What is content? Good content is unique, engaging, and easy-to-use. You may have a bunch of old tech reports sitting around as PDF files. You could load those onto the hub. Are they good content? It depends. Ask yourself if you would search the web for them and spend time reading them. If the answer is “yes” (Oh boy! Another tech report!) then put them up. Some tech reports can be a goldmine of good information. If these are not your own tech reports, seek permission from the original authors before posting them—perhaps just a simple email exchange letting them know what you’re planning to post and asking their permission. As you upload each report, be sure to copy the abstract into the resource description so users can see at a glance what the report is about. Credit the authors of the report as authors of the resource; remove yourself from the list or give yourself “contributor” status if you had nothing to do with the original report. Give each report good tags, so users browsing the tags can find related work.
But if you consider the question about the utility of this content more carefully and the answer is a weak “maybe,” then upload a few reports or move them lower in your priority queue. If the answer is “no,” then skip them. Think of your hub as a new store in the mall. It’s better to have just a few good items on the shelves than piles and piles of junk.

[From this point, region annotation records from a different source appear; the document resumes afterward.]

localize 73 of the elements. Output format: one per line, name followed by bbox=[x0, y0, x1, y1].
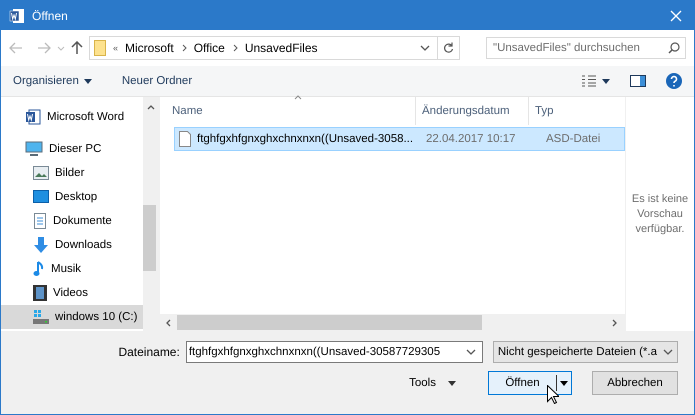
column-header[interactable]: Änderungsdatum bbox=[416, 97, 529, 125]
mouse-cursor-icon bbox=[547, 385, 559, 404]
drive-icon bbox=[33, 310, 49, 324]
file-icon bbox=[179, 131, 191, 147]
column-header[interactable]: Typ bbox=[529, 97, 589, 125]
view-button[interactable] bbox=[581, 75, 610, 87]
dropdown-icon[interactable] bbox=[420, 45, 430, 51]
sidebar-item[interactable]: Videos bbox=[1, 281, 144, 305]
left-arrow-icon bbox=[9, 42, 23, 54]
search-icon bbox=[668, 42, 680, 54]
file-type-dropdown[interactable]: Nicht gespeicherte Dateien (*.a bbox=[492, 341, 678, 363]
monitor-icon bbox=[25, 141, 43, 157]
right-caret-icon bbox=[612, 318, 617, 326]
tools-button[interactable]: Tools bbox=[403, 376, 462, 390]
breadcrumb[interactable]: Microsoft bbox=[125, 41, 174, 55]
address-bar[interactable]: « Microsoft Office UnsavedFiles bbox=[89, 36, 460, 60]
breadcrumb[interactable]: Office bbox=[194, 41, 225, 55]
document-icon bbox=[9, 8, 25, 24]
caret-icon bbox=[448, 380, 456, 386]
document-icon bbox=[33, 213, 47, 229]
help-icon bbox=[666, 73, 682, 89]
up-arrow-icon bbox=[71, 41, 83, 55]
pane-icon bbox=[630, 75, 646, 87]
dropdown-icon bbox=[663, 349, 673, 355]
preview-pane-button[interactable] bbox=[630, 75, 646, 87]
sidebar-item[interactable]: Microsoft Word bbox=[1, 105, 144, 129]
refresh-icon bbox=[443, 42, 454, 54]
filename-label: Dateiname: bbox=[118, 345, 180, 359]
horizontal-scrollbar[interactable] bbox=[160, 314, 625, 331]
type-cell: ASD-Datei bbox=[546, 133, 600, 145]
folder-icon bbox=[94, 40, 106, 56]
sidebar-item[interactable]: Bilder bbox=[1, 161, 144, 185]
document-icon bbox=[25, 109, 41, 125]
caret-icon bbox=[84, 78, 92, 84]
up-button[interactable] bbox=[71, 41, 83, 55]
close-icon bbox=[670, 10, 682, 22]
sidebar-item[interactable]: Downloads bbox=[1, 233, 144, 257]
up-caret-icon bbox=[146, 105, 155, 110]
sidebar-item[interactable]: Musik bbox=[1, 257, 144, 281]
sidebar-item[interactable]: Desktop bbox=[1, 185, 144, 209]
down-arrow-icon bbox=[33, 237, 49, 253]
picture-icon bbox=[33, 166, 49, 180]
file-name: ftghfgxhfgnxghxchnxnxn((Unsaved-3058... bbox=[197, 133, 414, 145]
breadcrumb[interactable]: UnsavedFiles bbox=[244, 41, 318, 55]
open-button[interactable]: Öffnen bbox=[488, 371, 572, 395]
caret-icon bbox=[560, 380, 568, 386]
caret-icon bbox=[57, 46, 65, 50]
search-field[interactable]: "UnsavedFiles" durchsuchen bbox=[486, 37, 686, 59]
left-caret-icon bbox=[166, 318, 171, 326]
file-row[interactable]: ftghfgxhfgnxghxchnxnxn((Unsaved-3058... 22.04.2017 10:17 ASD-Datei bbox=[174, 127, 625, 151]
window-title: Öffnen bbox=[32, 8, 69, 22]
cancel-button[interactable]: Abbrechen bbox=[592, 371, 678, 395]
dropdown-icon[interactable] bbox=[466, 349, 476, 355]
chevron-icon bbox=[180, 44, 187, 52]
screen-icon bbox=[33, 190, 49, 204]
organize-button[interactable]: Organisieren bbox=[13, 75, 92, 87]
column-header[interactable]: Name bbox=[160, 97, 416, 125]
music-note-icon bbox=[33, 261, 45, 277]
sidebar-item[interactable]: Dokumente bbox=[1, 209, 144, 233]
sidebar-item[interactable]: Dieser PC bbox=[1, 137, 144, 161]
date-cell-text: 22.04.2017 10:17 bbox=[426, 133, 517, 145]
overflow-chevron[interactable]: « bbox=[113, 43, 118, 53]
sidebar-item[interactable]: windows 10 (C:) bbox=[1, 305, 144, 329]
caret-icon bbox=[602, 78, 610, 84]
new-folder-button[interactable]: Neuer Ordner bbox=[122, 75, 192, 87]
help-button[interactable] bbox=[666, 73, 682, 89]
filename-field[interactable]: ftghfgxhfgnxghxchnxnxn((Unsaved-30587729305 bbox=[186, 341, 483, 363]
list-view-icon bbox=[581, 75, 597, 87]
film-icon bbox=[33, 285, 47, 301]
chevron-icon bbox=[232, 44, 238, 52]
right-arrow-icon bbox=[37, 42, 51, 54]
sort-caret-icon bbox=[294, 95, 302, 100]
preview-message: Es ist keine Vorschau verfügbar. bbox=[630, 192, 690, 236]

An easy way to generate good content is to record a regular seminar series. You may already have such a series for your project. If not, start one! Invite well-known speakers to visit and give a seminar about their current research. Many such experts will be reluctant to upload content onto your hub, but they will gladly come and speak. They’re used to doing that. Let each speaker know that you plan to record their talk, and have them sign a release form like this one. When it’s time for their talk, you might transfer the speaker’s slides to a host computer set up with a screen recording program, such as Screenflow or Camtasia, and use that to record the talk. Or, you might use a FlipCam or even a cell phone to record video of the speaker. You can certainly hire a camera crew and spend a lot of time in post-production creating very polished videos, but even simple screen recordings or FlipCam recordings are good enough—as long as you can clearly hear the speaker and read the slides.
You can upload the video for each seminar onto the hub as a resource. Create a resource category such as “Seminars” for this content. Be sure to write a good abstract for each talk and add tags for categorization. Credit the speaker by making that person the author of the resource. It’s a good idea to use mp4 format for the video, so that it will play in many browsers. You can upload the video file as the primary file for the resource and add slides as a secondary file. Or, you can post the video on YouTube and create a “Seminar” resource on the hub with an external link that points to YouTube. That gives you the best of both worlds. You’ll have a new resource on the hub, and putting the video out on YouTube gives you additional exposure. Many people will find the video while browsing on YouTube and follow any links that you leave in the video’s description back to your hub.
There are many other kinds of engaging content too. We’ll explore simulation/modeling tools in the next part of this series.